Americans Want a Back-to-Work Alternative to Creepy Paul Ryan's Austerity Scheme
When it comes to budgets, debts and deficits and, most importantly, the future of the US economy, there are two distinct visions competing in Washington.Members of the Congressional Black Caucus speak against proposed tax cuts, December 10, 2010. (AP Photo/Charles Dharapak)
Both cost a lot of money.
But they seek to steer the United States in radically different directions.
One vision, that of House Budget Committee chairman Paul Ryan, spends our federal largesse on tax breaks for the rich and schemes to divert Medicare funds into the accounts of private insurers. It’s classic crony capitalism. But that’s not the worst of it. Because Ryan’s plan comes wrapped in an austerity model for squeezing government spending and investment, it threatens to stall an economy that is only beginning to grow at a rate sufficient to create needed jobs.
On Thursday, the House voted 221-207 for the Ryan budget. The Republican majority was reasonably solidified in support of the proposal, although ten sincere fiscal conservatives opposed a measure that focuses far more of satisfying the demands of Wall Street donors than actual deficit reduction.
Democrats overwhelmingly opposed the Ryan budget. That can and should be read as a rejection of the ugliest face of austerity. But it is not the case that congressional Democrats are united when it comes to presenting an alternative to Ryanism. And that’s a problem because voters don’t just want Congress to reject austerity; polling data makes it clear that they want an alternative that is focused on job creation.
The best alternatives to the Ryan budget have been presented by the Congressional Black Caucus and the Congressional Progressive Caucus. The two groups, which have a significant overlap in their membership, saw their proposals rejected by the House on Wednesday.
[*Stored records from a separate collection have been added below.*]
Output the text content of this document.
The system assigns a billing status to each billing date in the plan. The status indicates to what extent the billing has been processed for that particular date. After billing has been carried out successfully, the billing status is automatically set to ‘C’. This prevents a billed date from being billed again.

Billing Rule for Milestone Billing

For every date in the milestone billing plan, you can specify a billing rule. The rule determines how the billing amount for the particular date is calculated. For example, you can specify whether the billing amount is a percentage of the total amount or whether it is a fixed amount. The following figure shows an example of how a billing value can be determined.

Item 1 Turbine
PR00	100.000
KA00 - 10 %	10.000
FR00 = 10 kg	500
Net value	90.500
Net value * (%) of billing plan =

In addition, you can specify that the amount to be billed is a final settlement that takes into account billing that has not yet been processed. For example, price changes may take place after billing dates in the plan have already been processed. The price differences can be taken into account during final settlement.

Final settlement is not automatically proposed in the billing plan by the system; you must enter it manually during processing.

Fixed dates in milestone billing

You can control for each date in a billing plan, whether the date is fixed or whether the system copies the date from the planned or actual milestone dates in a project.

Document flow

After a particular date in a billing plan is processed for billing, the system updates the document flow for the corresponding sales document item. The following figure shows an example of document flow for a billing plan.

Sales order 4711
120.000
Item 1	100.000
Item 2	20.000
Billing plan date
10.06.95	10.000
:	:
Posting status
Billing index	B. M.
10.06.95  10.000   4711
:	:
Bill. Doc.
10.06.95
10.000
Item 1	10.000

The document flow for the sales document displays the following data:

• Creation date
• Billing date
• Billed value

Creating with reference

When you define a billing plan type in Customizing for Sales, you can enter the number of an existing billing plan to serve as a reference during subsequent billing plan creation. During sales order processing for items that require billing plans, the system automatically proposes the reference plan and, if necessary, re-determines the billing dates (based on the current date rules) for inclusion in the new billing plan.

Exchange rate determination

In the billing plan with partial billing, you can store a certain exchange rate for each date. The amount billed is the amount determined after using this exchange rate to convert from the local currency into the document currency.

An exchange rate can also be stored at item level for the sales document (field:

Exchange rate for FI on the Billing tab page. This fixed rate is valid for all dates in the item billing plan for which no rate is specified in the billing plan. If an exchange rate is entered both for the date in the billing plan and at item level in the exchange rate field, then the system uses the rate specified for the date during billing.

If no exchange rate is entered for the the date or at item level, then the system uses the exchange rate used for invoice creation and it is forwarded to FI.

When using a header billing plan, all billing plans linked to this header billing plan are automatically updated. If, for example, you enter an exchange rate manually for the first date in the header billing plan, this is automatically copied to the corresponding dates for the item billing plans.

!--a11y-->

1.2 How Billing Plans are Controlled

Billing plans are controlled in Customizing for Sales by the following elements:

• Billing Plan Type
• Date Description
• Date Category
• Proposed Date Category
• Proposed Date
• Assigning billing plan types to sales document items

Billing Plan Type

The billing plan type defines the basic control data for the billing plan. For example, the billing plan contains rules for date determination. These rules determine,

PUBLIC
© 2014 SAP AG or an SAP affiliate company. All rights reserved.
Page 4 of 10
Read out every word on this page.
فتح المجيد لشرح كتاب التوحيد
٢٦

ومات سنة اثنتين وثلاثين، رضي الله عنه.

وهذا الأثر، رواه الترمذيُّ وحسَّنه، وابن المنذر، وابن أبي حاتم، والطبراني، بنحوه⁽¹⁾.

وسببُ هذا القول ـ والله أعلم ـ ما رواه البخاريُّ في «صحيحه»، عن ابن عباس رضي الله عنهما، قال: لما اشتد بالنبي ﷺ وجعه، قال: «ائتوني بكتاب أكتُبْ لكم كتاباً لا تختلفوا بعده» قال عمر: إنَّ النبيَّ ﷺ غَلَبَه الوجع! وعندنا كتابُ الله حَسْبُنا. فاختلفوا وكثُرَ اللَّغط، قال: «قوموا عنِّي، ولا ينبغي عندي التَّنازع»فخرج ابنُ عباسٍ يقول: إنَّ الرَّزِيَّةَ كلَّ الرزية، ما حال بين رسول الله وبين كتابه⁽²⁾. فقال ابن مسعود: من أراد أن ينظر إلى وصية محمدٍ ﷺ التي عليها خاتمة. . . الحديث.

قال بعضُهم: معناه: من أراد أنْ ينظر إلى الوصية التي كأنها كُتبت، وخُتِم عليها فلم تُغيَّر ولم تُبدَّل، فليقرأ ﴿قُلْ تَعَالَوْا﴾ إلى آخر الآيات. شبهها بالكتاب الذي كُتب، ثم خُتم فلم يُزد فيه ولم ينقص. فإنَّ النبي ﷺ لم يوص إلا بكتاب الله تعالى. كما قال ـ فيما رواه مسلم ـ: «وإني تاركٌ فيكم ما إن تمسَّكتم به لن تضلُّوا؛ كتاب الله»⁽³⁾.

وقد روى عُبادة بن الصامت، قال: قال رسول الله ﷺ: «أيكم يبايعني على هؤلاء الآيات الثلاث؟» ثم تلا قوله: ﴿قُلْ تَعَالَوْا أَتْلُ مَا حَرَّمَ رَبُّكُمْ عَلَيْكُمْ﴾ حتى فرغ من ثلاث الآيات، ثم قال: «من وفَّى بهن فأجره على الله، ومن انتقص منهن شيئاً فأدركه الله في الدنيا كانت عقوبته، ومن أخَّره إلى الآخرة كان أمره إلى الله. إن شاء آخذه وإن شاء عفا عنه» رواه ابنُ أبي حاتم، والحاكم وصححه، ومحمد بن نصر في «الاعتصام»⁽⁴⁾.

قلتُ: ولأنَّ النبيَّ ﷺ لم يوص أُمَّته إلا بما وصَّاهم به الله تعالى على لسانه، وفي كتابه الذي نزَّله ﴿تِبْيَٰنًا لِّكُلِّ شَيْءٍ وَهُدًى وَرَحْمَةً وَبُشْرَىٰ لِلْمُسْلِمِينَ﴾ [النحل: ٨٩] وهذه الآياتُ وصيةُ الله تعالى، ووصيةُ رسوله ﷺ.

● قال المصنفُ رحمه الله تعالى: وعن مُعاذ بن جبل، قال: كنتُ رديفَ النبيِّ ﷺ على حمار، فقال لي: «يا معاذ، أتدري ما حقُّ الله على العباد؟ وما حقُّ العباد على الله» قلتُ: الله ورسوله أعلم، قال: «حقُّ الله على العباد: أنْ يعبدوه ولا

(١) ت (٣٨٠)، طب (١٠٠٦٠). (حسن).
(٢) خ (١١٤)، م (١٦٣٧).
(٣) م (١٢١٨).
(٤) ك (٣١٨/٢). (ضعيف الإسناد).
Ryan’s Republican colleagues opposed both plans, as did dozens of cautious Democrats who have yet to recognize the importance of challenging the lie of austerity with a no-holds-barred growth agenda.
The political reality, of course, is that this week’s House votes settle nothing with regard to the budget priorities that will ultimately frame the nation’s future. “Once again, Republicans in the House have passed a budget that the American people do not support, and has no real chance of becoming law,” explained Congressman Mark Pocan, a Wisconsin Democrat who serves on the Budget Committee. “This is a budget whose math is bogus, but whose consequences are real and serious for our middle class families in Wisconsin. From destroying jobs, to raising taxes on the middle class, to turning Medicare into a voucher system, it makes the wrong decisions and reflects the wrong priorities… But the biggest problem with the GOP budget is that it fails to tackle the greatest threat to our long-term deficit—our need to grow our economy and create jobs. With 12 million Americans still unemployed, and millions more who are underemployed, the best budget we can put forth is one that fosters job growth.”
It will be in the wrangling between the House and Senate, and the broader national debate, that the fiscal and economic priorities of the nation will finally be shaped.
And it is important to recognize that, in that broader national debate, Ryan and the House majority have already lost.
The American people have no taste for austerity.
They want a growth agenda. The new Gallup Poll finds that 72 percent of Americans support spending federal money on a program to “put people to work on urgent infrastructure repairs.” Seventy-two percent of Americans also favor “a federal jobs creation law that would spend government money for a program that would create more than one million new jobs.”
Those positions are antithetical to everything Ryan is proposing.
That’s a growth agenda that is the opposite of austerity.
It is a growth agenda that mirrors what the Congressional Progressive Caucus has proposed with its “Back to Work” budget.
The CPC budget plan balances the budget far more efficiently and effectively than does Ryan’s—as it eschews the pay-to-play giveaways to campaign donors in the insurance, pharmaceutical and financial-services industries—and stimulates job creation. That’s because the CPC proposal rejects austerity in favor of growth. The focus on growth is essential to the CPC plan, which is wholly distinct from other Democratic plans that seek to strike an often incoherent balance between smart investments and Ryan’s austerity.
Believing in conservative austerity, Ryan's austerity or Romney austerity is like believing that flesh eating trolls live under all bridges. It is all based on the fetid fantasies of the conservative bubble, not sound economics. America cannot afford austerity. Democrats have already given them austerity-lite, which is why the economy is growing, but slower than it would if we did away with austerity all-together.